In an era of data explosion, more and more database users will need distributed databases to scale out ever increasing data management needs. From the author's past decade of database kernel development experience in Oracle and Tencent, he knows that although MySQL is an excellent DBMS in itself, its storage capacity has a limit of a couple of terabytes. Beyond that, users would need table sharding to scale to multiple MySQL storage clusters to get good performance. And using MySQL as part of a distributed database will be more and more pervasive in the future, thus it's crucial that the MySQL XA transaction processing issues be well understood and solved.
In the author’s former work in Tencent TDSQL development team, he took the initiative to evolve TDSQL from a simple table sharding solution to a full-blown distributed DBMS which handles distributed transaction and query processing, among others, and TDSQL since then has been widely used inside Tencent and in Tencent’s public cloud service. In this work they solved a series of MySQL-5.7 XA transaction processing issues and pitfalls, so that TDSQL is made crash safe and fault tolerant. And they reported such XA crash-safety bugs to MySQL official team and contributed the initial patches too.
Since Aug 2019, the author left Tencent and started to develop Kunlun distributed DBMS, which uses MySQL 8.0 as storage nodes.
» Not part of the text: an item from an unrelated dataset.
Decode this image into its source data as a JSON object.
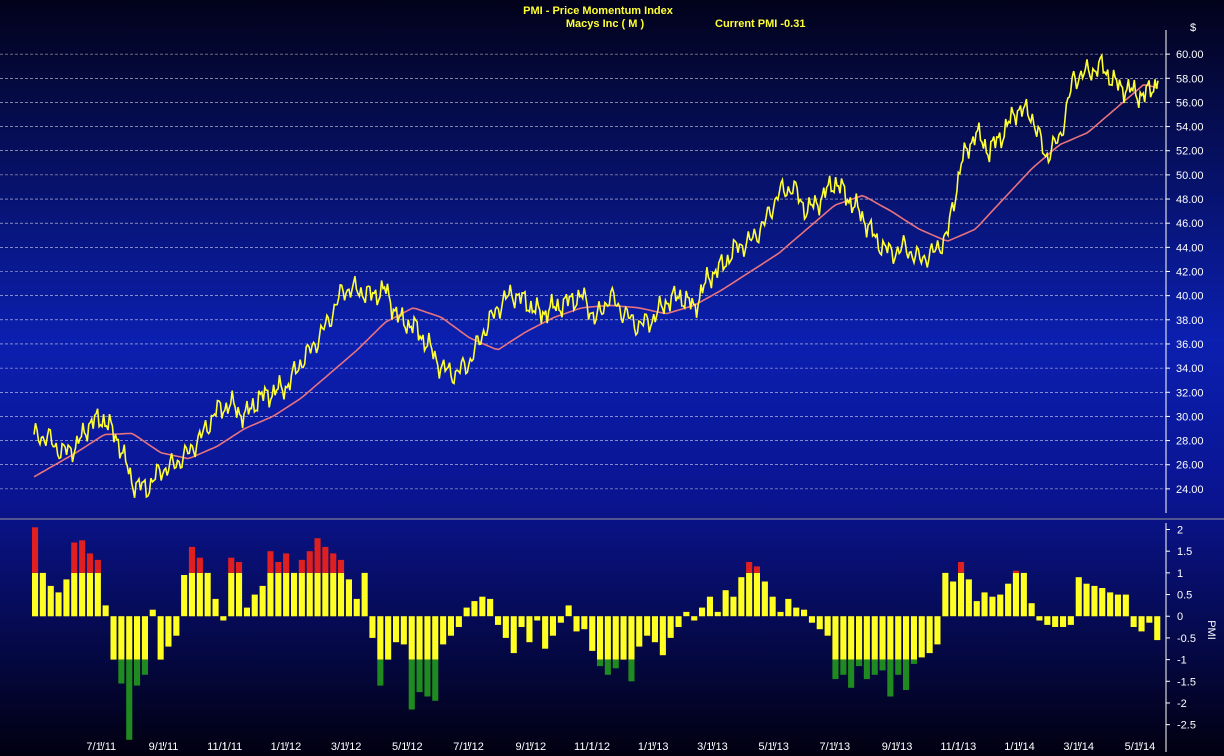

Based on his previous experiences and knowledge of using MySQL-5.7 in TDSQL, he and his team implemented a series of features and functionality to make MySQL 8.0 XA transaction processing crash safe and fault tolerant. Note that community MySQL XA modules lack such guarantees.
In this session the author would like to share the insights and findings of some of the XA transaction processing issues&pitfalls, as well as the analysis and solution.